Currently, the ForestDB only supports two isolation levels:
READ COMMITTED and
ForestDB stores all mutations in append-only manner. For each insert and update, ForestDB directly appends the new key/value pair at the end of a file. For each delete, ForestDB marks the key/value pair as deleted. It uses periodical compaction to conduct limit the log size. For each compaction, all records (key/value pairs) that are committed will be written to a new file. Once the compaction completes, ForestDB replaces the old file with the new file.
delete operations with a key/value pair and the metadata of keys. The maximum size of key and its metadata are both 64KB while that of value is 4GB. ForestDB supports retrieving metadata and the value by their corresponding key and the sequence number. It also supports retrieving metadata and the value of a record directly by its byte offset on disk.
ForestDB is a disk-oriented storage engine. All records (values) are stored on the disk in files. All updates on records (values) are appended at the end of the corresponding file. The HB+-trie is also stored on disk.
In ForestDB, a file on disk contains multiple blocks. Within each block, ForestDB uses NSM to organize records. Each record stores the value and the metadata of the key. Users can enable block alignment in ForestDB, which does not allow records to be stored across blocks. If the record size is larger than the size of a single block, ForestDB will compare the number of blocks required if the record were stored at the end of last record against if the record were stored at the beginning of the next block. ForestDB will choose the way requiring fewer blocks.

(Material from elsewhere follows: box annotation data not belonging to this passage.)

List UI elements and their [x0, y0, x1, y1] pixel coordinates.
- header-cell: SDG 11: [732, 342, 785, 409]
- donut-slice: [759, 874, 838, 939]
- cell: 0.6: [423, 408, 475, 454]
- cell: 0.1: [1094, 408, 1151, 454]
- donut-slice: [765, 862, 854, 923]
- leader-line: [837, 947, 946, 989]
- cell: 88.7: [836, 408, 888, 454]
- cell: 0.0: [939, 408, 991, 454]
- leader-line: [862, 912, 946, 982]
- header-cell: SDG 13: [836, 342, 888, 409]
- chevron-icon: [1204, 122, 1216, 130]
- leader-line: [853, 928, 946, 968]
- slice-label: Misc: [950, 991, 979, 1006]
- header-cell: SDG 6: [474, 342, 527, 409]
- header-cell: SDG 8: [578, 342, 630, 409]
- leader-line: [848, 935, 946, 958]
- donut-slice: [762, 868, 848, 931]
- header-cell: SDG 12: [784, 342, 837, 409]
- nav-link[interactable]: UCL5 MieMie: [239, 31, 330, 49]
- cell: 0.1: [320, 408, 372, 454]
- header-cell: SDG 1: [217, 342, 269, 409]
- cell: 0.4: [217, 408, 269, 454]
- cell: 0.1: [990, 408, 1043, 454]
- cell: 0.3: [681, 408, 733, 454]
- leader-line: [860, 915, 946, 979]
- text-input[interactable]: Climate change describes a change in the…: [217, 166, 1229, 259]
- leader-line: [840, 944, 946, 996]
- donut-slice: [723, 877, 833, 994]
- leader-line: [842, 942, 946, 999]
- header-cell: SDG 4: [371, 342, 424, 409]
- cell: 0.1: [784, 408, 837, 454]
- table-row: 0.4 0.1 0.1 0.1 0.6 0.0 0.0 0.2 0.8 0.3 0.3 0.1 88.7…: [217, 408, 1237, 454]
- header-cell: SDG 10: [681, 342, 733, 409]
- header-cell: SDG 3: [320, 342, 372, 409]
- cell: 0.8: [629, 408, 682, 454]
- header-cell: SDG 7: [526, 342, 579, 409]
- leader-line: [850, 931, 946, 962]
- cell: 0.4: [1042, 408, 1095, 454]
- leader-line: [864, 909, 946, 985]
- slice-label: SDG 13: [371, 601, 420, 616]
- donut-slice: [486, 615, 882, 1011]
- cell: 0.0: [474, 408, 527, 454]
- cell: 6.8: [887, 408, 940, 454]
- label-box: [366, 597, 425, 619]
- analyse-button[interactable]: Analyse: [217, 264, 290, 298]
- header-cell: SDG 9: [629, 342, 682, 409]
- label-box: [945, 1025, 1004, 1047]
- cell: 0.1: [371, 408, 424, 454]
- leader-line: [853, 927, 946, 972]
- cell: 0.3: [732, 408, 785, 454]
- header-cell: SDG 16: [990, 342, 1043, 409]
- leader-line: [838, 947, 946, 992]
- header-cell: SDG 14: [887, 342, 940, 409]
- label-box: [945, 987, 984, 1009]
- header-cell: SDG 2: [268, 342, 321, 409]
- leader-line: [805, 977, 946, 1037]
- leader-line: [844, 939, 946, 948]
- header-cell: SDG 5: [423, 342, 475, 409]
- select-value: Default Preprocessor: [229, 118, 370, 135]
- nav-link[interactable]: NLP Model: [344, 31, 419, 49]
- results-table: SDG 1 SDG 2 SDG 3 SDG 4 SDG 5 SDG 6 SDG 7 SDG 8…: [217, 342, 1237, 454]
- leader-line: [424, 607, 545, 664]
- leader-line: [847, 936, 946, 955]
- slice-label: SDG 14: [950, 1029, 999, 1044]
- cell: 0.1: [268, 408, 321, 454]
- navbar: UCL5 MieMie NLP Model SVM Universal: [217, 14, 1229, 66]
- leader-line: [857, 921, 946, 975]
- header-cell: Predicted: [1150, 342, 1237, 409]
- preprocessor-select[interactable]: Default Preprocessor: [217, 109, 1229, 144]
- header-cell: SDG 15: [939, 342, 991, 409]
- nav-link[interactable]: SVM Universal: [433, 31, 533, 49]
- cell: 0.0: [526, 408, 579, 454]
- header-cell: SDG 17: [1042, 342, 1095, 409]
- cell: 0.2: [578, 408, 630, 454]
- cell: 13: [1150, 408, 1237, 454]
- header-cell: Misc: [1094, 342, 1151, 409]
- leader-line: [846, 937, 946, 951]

All records (values) are stored in log-structured on disk. All updates are appended at the end of files on the disk. Similarly, all nodes of the HB+-trie index are also stored on disk. When there are updates on the HB+-trie index, those updates are also appended at the end of the file as new nodes in the HB+-trie. After all updates on the index are appended, a new block storing pointers to the new nodes is appended at the end of the file.
ForestDB is a single-node storage engine.